Ideogram seems to be more targeted by censorship, and it's possible to see the generated image—NSFW or otherwise questionable—before it's taken down by the app.
Celebrities and copyrighted images
FAST: A happy Joe Biden and Vladimir Putin hold hands in front of a wall with the words “Decrypt” written on it.
Ideogram AI generated the image, the text is accurate, the situation is realistic, and the characters are easily recognizable (although not 100% accurate).
Dall-E 3 generated the image, but Biden is not easily recognizable, and Trump is recognizable only by his characteristic hairstyle. The text is inaccurate, and the landscape is not realistic but rather a cartoon.
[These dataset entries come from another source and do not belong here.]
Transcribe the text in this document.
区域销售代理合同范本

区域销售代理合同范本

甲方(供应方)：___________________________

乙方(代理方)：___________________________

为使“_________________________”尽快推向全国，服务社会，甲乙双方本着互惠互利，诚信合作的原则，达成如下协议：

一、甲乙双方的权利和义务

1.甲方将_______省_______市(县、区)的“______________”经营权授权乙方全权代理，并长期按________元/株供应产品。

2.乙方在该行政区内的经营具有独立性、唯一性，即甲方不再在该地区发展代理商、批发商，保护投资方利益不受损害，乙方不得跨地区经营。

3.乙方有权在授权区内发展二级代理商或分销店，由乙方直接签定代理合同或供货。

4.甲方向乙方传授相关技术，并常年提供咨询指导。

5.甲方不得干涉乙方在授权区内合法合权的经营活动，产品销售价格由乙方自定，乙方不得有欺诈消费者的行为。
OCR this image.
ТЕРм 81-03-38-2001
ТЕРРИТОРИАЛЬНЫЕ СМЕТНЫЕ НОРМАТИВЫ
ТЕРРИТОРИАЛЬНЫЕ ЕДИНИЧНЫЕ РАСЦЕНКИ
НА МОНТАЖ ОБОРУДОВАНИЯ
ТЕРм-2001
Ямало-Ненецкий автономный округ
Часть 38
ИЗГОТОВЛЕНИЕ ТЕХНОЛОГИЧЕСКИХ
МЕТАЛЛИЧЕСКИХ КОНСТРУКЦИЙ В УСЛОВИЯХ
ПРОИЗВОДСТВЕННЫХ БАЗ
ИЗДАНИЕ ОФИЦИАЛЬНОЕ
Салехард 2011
Midjourney refused to create the image.
Summary
Free and widely available out of the gate, Ideogram may be the best image generator on the market today. It has excellent natural language comprehension and has superior spatial abilities and fast compliance. It is also the best text generator currently available.
If aesthetics are the most important consideration – while compliance and text are paramount – the Midjourney could remain a strong contender for certain use cases. Although particularly robust and heavily censored, Dall-E 3 may still make sense as part of a ChatGPT Plus subscription.
Ideogram AI holds the crown in our image generators toolbox – for now.
Edited by Ryan Ozawa.
Stay on top of crypto news, get daily updates in your inbox.